7. We have been referred to the decision in the case of Bamandas Bhattacharyya v. Nilmadhab Saha 35 Ind. Cas. 754 : 24 C.L.J. 541 : 20 C.W.N. 1340 : 44 C. 771. But that case may be distinguished on two grounds. The first if, that there was a distinct representation on the part of the lessor that he was a tenure holder and had, therefore, a right to grant the ryoti lease; and, secondly, that there was a subsisting tenancy under which the sub lessee was entitled to succeed.

8. The latest case on the point that has been brought to our notice is that of Bamandas Bhattacharyya v. Nilmadhab Saha 35 Ind. Cas. 754 : 24 C.L.J. 541 : 20 C.W.N. 1340 : 44 C. 771 sited above, and the learned Judges in that case declined to refer the case to a Full Bench. We also do not think it necessary, for the reasons stated in the judgment in that case, to refer this case to the Full Bench.

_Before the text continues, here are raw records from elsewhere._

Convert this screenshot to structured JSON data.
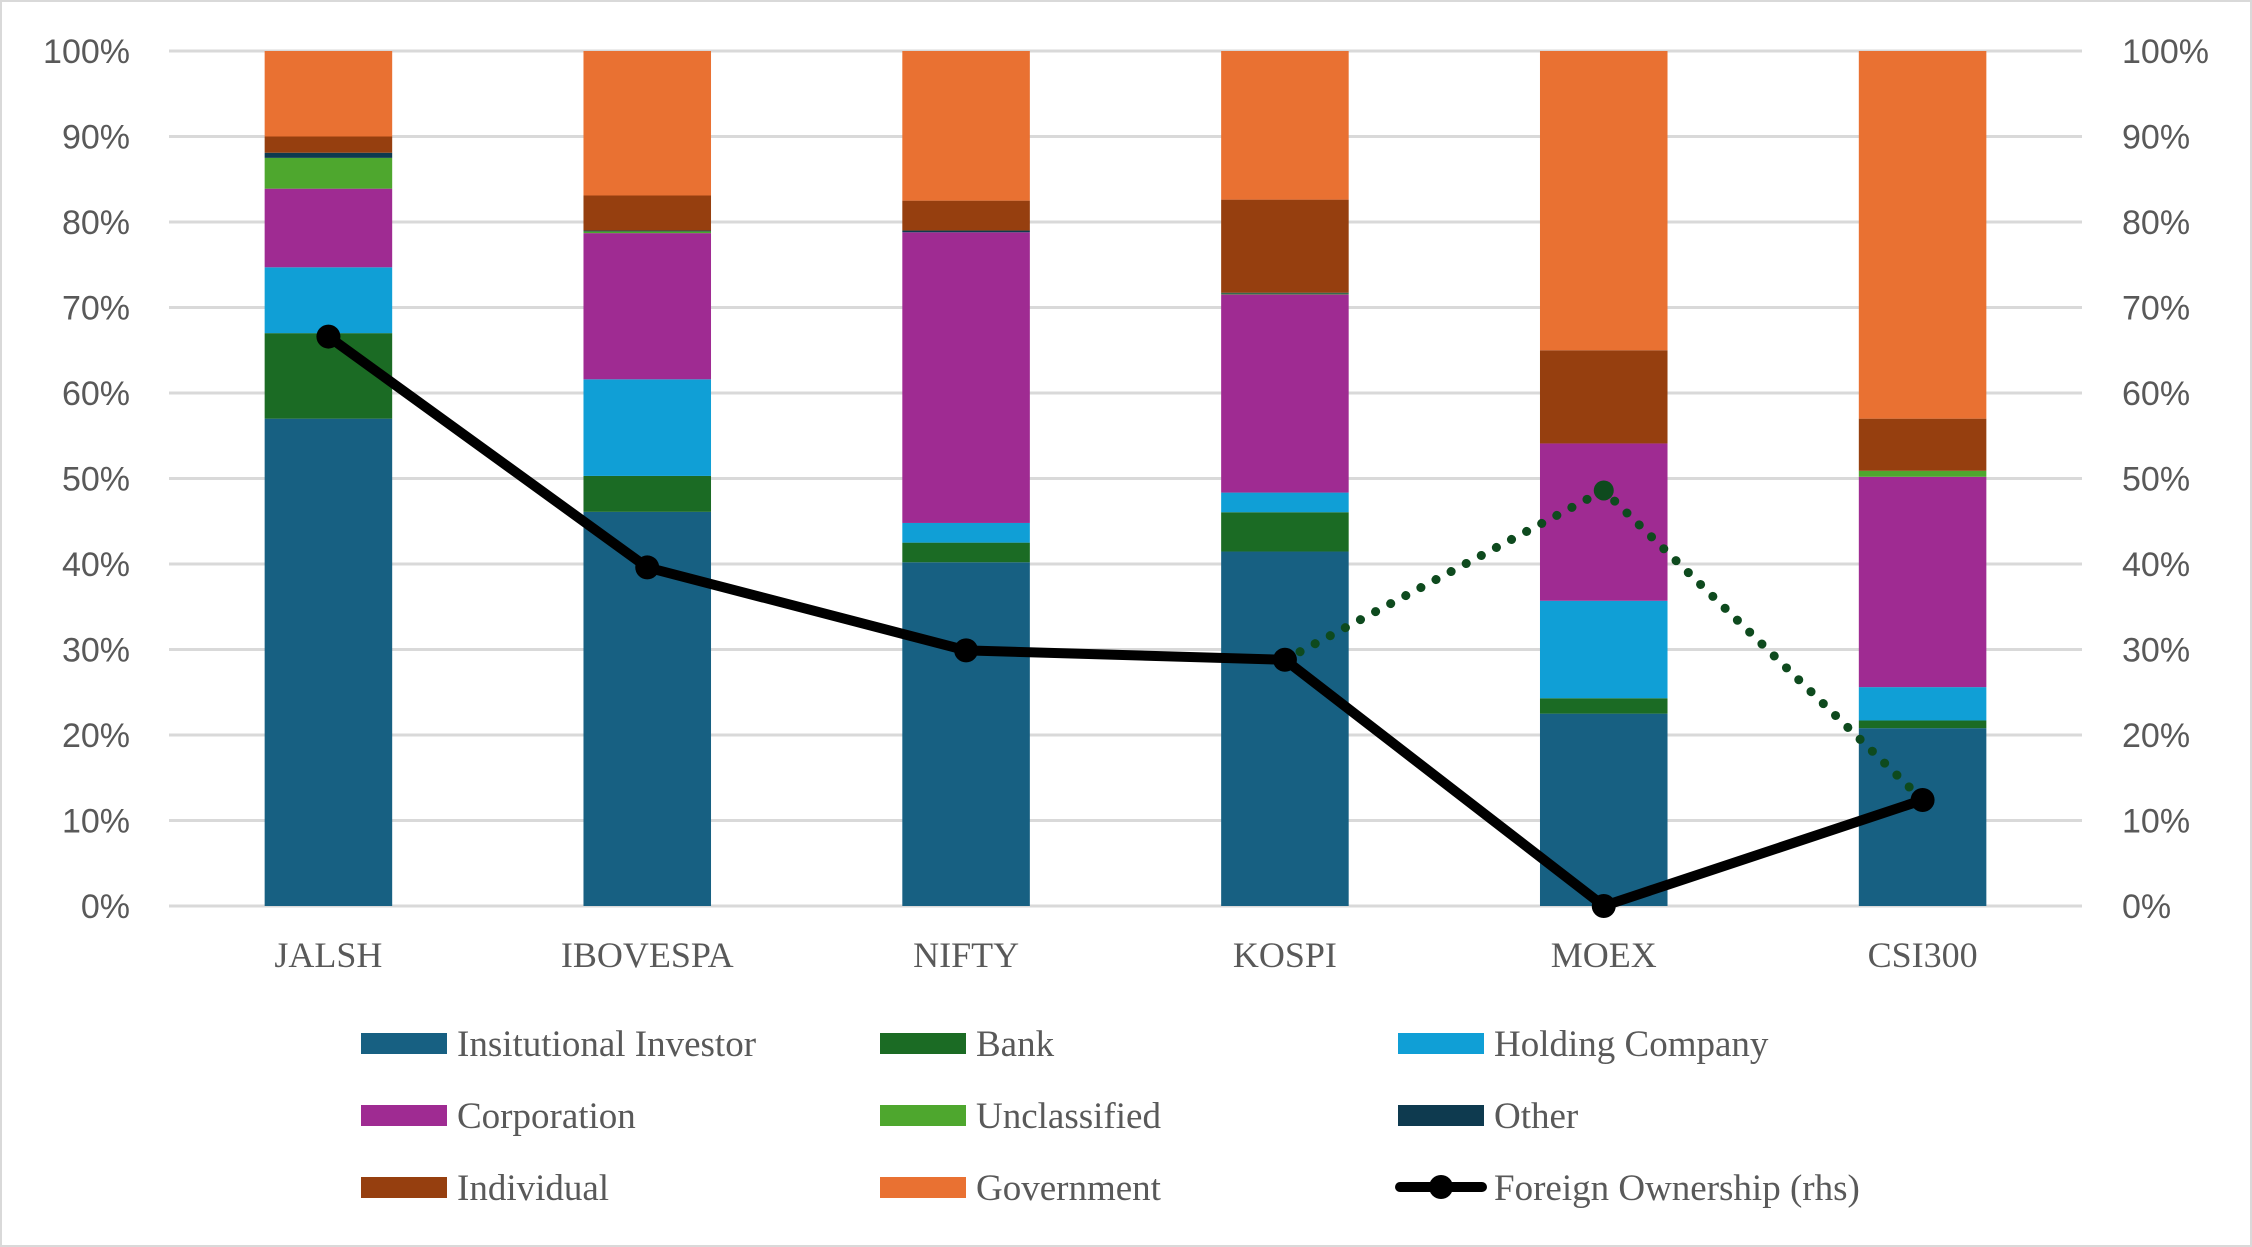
{
  "chart_data": {
    "type": "bar",
    "stacked": "percent",
    "title": "",
    "xlabel": "",
    "ylabel": "",
    "y2label": "",
    "ylim": [
      0,
      100
    ],
    "y2lim": [
      0,
      100
    ],
    "yticks": [
      "0%",
      "10%",
      "20%",
      "30%",
      "40%",
      "50%",
      "60%",
      "70%",
      "80%",
      "90%",
      "100%"
    ],
    "y2ticks": [
      "0%",
      "10%",
      "20%",
      "30%",
      "40%",
      "50%",
      "60%",
      "70%",
      "80%",
      "90%",
      "100%"
    ],
    "grid": true,
    "legend_position": "bottom",
    "categories": [
      "JALSH",
      "IBOVESPA",
      "NIFTY",
      "KOSPI",
      "MOEX",
      "CSI300"
    ],
    "series": [
      {
        "name": "Insitutional Investor",
        "color": "#176082",
        "values": [
          57.0,
          46.1,
          40.2,
          41.5,
          22.5,
          20.8
        ]
      },
      {
        "name": "Bank",
        "color": "#1b6b24",
        "values": [
          10.0,
          4.2,
          2.3,
          4.6,
          1.8,
          0.9
        ]
      },
      {
        "name": "Holding Company",
        "color": "#109fd6",
        "values": [
          7.7,
          11.3,
          2.3,
          2.3,
          11.4,
          3.9
        ]
      },
      {
        "name": "Corporation",
        "color": "#9f2b92",
        "values": [
          9.2,
          17.1,
          34.0,
          23.2,
          18.4,
          24.6
        ]
      },
      {
        "name": "Unclassified",
        "color": "#4ea72e",
        "values": [
          3.6,
          0.2,
          0.0,
          0.1,
          0.0,
          0.7
        ]
      },
      {
        "name": "Other",
        "color": "#0e3a4f",
        "values": [
          0.6,
          0.1,
          0.2,
          0.1,
          0.0,
          0.0
        ]
      },
      {
        "name": "Individual",
        "color": "#963f0f",
        "values": [
          1.9,
          4.1,
          3.5,
          10.9,
          10.9,
          6.1
        ]
      },
      {
        "name": "Government",
        "color": "#e97132",
        "values": [
          10.0,
          16.9,
          17.5,
          17.4,
          35.0,
          43.0
        ]
      }
    ],
    "lines": [
      {
        "name": "Foreign Ownership (rhs)",
        "axis": "right",
        "color": "#000000",
        "style": "solid",
        "marker": "circle",
        "values": [
          66.6,
          39.6,
          29.9,
          28.8,
          0.0,
          12.4
        ]
      },
      {
        "name": "",
        "axis": "right",
        "color": "#0e4a1e",
        "style": "dotted",
        "marker": "circle",
        "in_legend": false,
        "values": [
          null,
          null,
          null,
          28.8,
          48.6,
          12.4
        ]
      }
    ],
    "legend": [
      {
        "label": "Insitutional Investor",
        "kind": "swatch",
        "color": "#176082"
      },
      {
        "label": "Bank",
        "kind": "swatch",
        "color": "#1b6b24"
      },
      {
        "label": "Holding Company",
        "kind": "swatch",
        "color": "#109fd6"
      },
      {
        "label": "Corporation",
        "kind": "swatch",
        "color": "#9f2b92"
      },
      {
        "label": "Unclassified",
        "kind": "swatch",
        "color": "#4ea72e"
      },
      {
        "label": "Other",
        "kind": "swatch",
        "color": "#0e3a4f"
      },
      {
        "label": "Individual",
        "kind": "swatch",
        "color": "#963f0f"
      },
      {
        "label": "Government",
        "kind": "swatch",
        "color": "#e97132"
      },
      {
        "label": "Foreign Ownership (rhs)",
        "kind": "line-marker",
        "color": "#000000"
      }
    ]
  }
}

9. In the circumstances, we think the Letters Patent Appeal No. 92 in Second Appeal No. 1616 of 1917 must fail and is dismissed with costs.

In No. 93 of 1919.

10. In this case, as stated above, the landlord had the right of a permanent tenure holder to one-third share of the property at the time when he granted the lease, and it has been found that, subsequent to the grant of the lease, he acquired a permanent right to the rest of the land. The lease was not described as an under-ryoti lease. In these circumstances, the lease was not invalid and is binding upon the landlord.

11. This appeal is allowed and the suit dismissed with costs.